Não haveria alimento nem moradia, muito menos trabalho para tanta gente. E logo também começaria a escassear o espaço, depois de as populações terem se instalado em cada floresta disponível, cada ilha, cada deserto. O planeta ficaria apertado como ônibus na hora do rush, com gente pendurada nas bordas. Uns se voltariam contra os outros. Os melhores cérebros seriam convocados para descobrir algum meio de retomar as guerras, em desuso desde que a ausência da morte as tornou impraticáveis. Enfim, povos e governos se engajariam num clamor contínuo e desesperado para que a morte fosse restabelecida (dos outros, de preferência). O colapso seria inevitável. A menos que... A menos que o sonho de Júlio Verne fosse desengavetado e, em regime de urgência, se retomasse a exploração do espaço, com o objetivo de encontrar planetas onde alojar os excedentes da superlotada Terra.
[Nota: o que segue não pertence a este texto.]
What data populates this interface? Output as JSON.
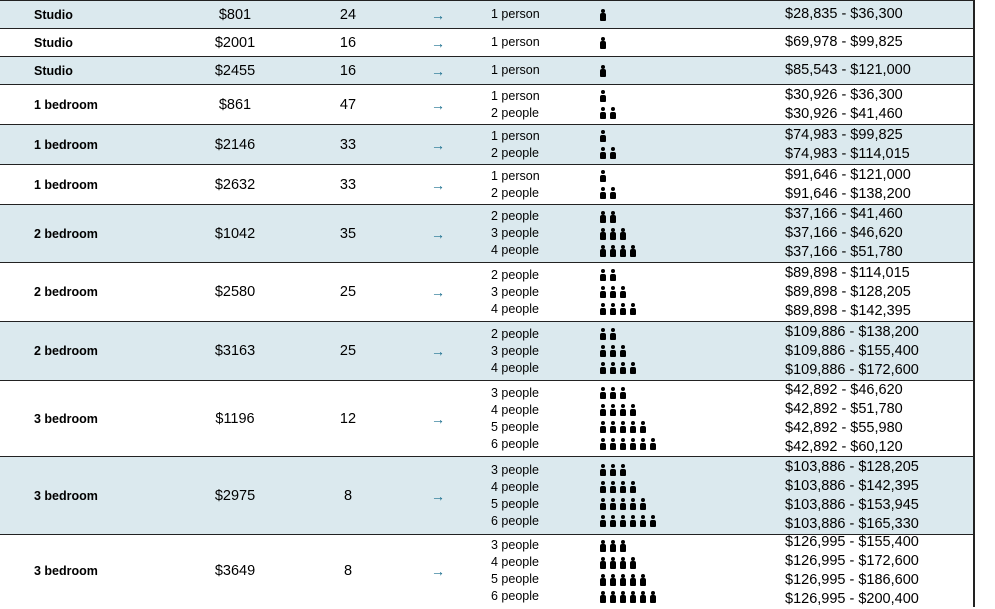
{
  "rows": [
    {
      "type": "Studio",
      "rent": "$801",
      "units": "24",
      "shaded": true,
      "arrow": "arrow-right-icon",
      "households": [
        {
          "label": "1 person",
          "count": 1,
          "income": "$28,835 - $36,300"
        }
      ]
    },
    {
      "type": "Studio",
      "rent": "$2001",
      "units": "16",
      "shaded": false,
      "households": [
        {
          "label": "1 person",
          "count": 1,
          "income": "$69,978 - $99,825"
        }
      ]
    },
    {
      "type": "Studio",
      "rent": "$2455",
      "units": "16",
      "shaded": true,
      "households": [
        {
          "label": "1 person",
          "count": 1,
          "income": "$85,543 - $121,000"
        }
      ]
    },
    {
      "type": "1 bedroom",
      "rent": "$861",
      "units": "47",
      "shaded": false,
      "households": [
        {
          "label": "1 person",
          "count": 1,
          "income": "$30,926 - $36,300"
        },
        {
          "label": "2 people",
          "count": 2,
          "income": "$30,926 - $41,460"
        }
      ]
    },
    {
      "type": "1 bedroom",
      "rent": "$2146",
      "units": "33",
      "shaded": true,
      "households": [
        {
          "label": "1 person",
          "count": 1,
          "income": "$74,983 - $99,825"
        },
        {
          "label": "2 people",
          "count": 2,
          "income": "$74,983 - $114,015"
        }
      ]
    },
    {
      "type": "1 bedroom",
      "rent": "$2632",
      "units": "33",
      "shaded": false,
      "households": [
        {
          "label": "1 person",
          "count": 1,
          "income": "$91,646 - $121,000"
        },
        {
          "label": "2 people",
          "count": 2,
          "income": "$91,646 - $138,200"
        }
      ]
    },
    {
      "type": "2 bedroom",
      "rent": "$1042",
      "units": "35",
      "shaded": true,
      "households": [
        {
          "label": "2 people",
          "count": 2,
          "income": "$37,166 - $41,460"
        },
        {
          "label": "3 people",
          "count": 3,
          "income": "$37,166 - $46,620"
        },
        {
          "label": "4 people",
          "count": 4,
          "income": "$37,166 - $51,780"
        }
      ]
    },
    {
      "type": "2 bedroom",
      "rent": "$2580",
      "units": "25",
      "shaded": false,
      "households": [
        {
          "label": "2 people",
          "count": 2,
          "income": "$89,898 - $114,015"
        },
        {
          "label": "3 people",
          "count": 3,
          "income": "$89,898 - $128,205"
        },
        {
          "label": "4 people",
          "count": 4,
          "income": "$89,898 - $142,395"
        }
      ]
    },
    {
      "type": "2 bedroom",
      "rent": "$3163",
      "units": "25",
      "shaded": true,
      "households": [
        {
          "label": "2 people",
          "count": 2,
          "income": "$109,886 - $138,200"
        },
        {
          "label": "3 people",
          "count": 3,
          "income": "$109,886 - $155,400"
        },
        {
          "label": "4 people",
          "count": 4,
          "income": "$109,886 - $172,600"
        }
      ]
    },
    {
      "type": "3 bedroom",
      "rent": "$1196",
      "units": "12",
      "shaded": false,
      "households": [
        {
          "label": "3 people",
          "count": 3,
          "income": "$42,892 - $46,620"
        },
        {
          "label": "4 people",
          "count": 4,
          "income": "$42,892 - $51,780"
        },
        {
          "label": "5 people",
          "count": 5,
          "income": "$42,892 - $55,980"
        },
        {
          "label": "6 people",
          "count": 6,
          "income": "$42,892 - $60,120"
        }
      ]
    },
    {
      "type": "3 bedroom",
      "rent": "$2975",
      "units": "8",
      "shaded": true,
      "households": [
        {
          "label": "3 people",
          "count": 3,
          "income": "$103,886 - $128,205"
        },
        {
          "label": "4 people",
          "count": 4,
          "income": "$103,886 - $142,395"
        },
        {
          "label": "5 people",
          "count": 5,
          "income": "$103,886 - $153,945"
        },
        {
          "label": "6 people",
          "count": 6,
          "income": "$103,886 - $165,330"
        }
      ]
    },
    {
      "type": "3 bedroom",
      "rent": "$3649",
      "units": "8",
      "shaded": false,
      "households": [
        {
          "label": "3 people",
          "count": 3,
          "income": "$126,995 - $155,400"
        },
        {
          "label": "4 people",
          "count": 4,
          "income": "$126,995 - $172,600"
        },
        {
          "label": "5 people",
          "count": 5,
          "income": "$126,995 - $186,600"
        },
        {
          "label": "6 people",
          "count": 6,
          "income": "$126,995 - $200,400"
        }
      ]
    }
  ],
  "arrow_glyph": "→",
  "colors": {
    "shaded_row": "#dbe9ee",
    "arrow": "#1a6e8e",
    "border": "#222222"
  }
}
Já se vê que, considerada a hipótese um, a tese de Dalí descreve uma parábola de boomerang e acaba por voltar-se contra si mesma. Hipótese dois: os nascimentos também seriam suspensos. É o mais lógico. Uma vez que o ciclo biológico foi interrompido numa ponta, que o seja também na outra. Os habitantes da Terra tratariam de encontrar um modo de convivência uns com os outros, e cada um com o vizinho chato, o colega ciumento e o parente intratável, pois estaríamos condenados a tolerar uns aos outros pela eternidade afora. Não haveria morte mas também não haveria renovação, nem uma única e escassa cara nova despontaria no planeta, o que tende a conduzir a um tédio asfixiante, mas, vá lá, a ausência de morte compensa.

Põe-se uma questão, porém: suspensos os nascimentos, estaria igualmente suspenso o sexo? É justo pensar que sim. Por um tempo, talvez ainda permanecesse a prática do sexo por diversão. Mas, considerando-se que a continuidade das espécies, a lei primeira dos seres vivos, teria perdido a razão de ser, é de prever que os mecanismos pelos quais se processa tal continuidade tenderiam ao declínio e ao definhamento. Pela lógica da evolução, teria lugar a atrofia dos órgãos reprodutores. Mais um pouco, e é de imaginar que desaparecessem também as diferenças entre homem e mulher, irmanados ambos os antigos gêneros numa consistência próxima à dos anjos. Eis aonde nos levou a tese de Dalí: um gambito pelo qual trocamos a imortalidade pela renúncia ao sexo. Vale a pena? O(a) leitor(a) está convocado(a) a se dedicar a pensar no assunto. No fim de ano, tempo de festas e de férias, sempre se arranja um tempinho.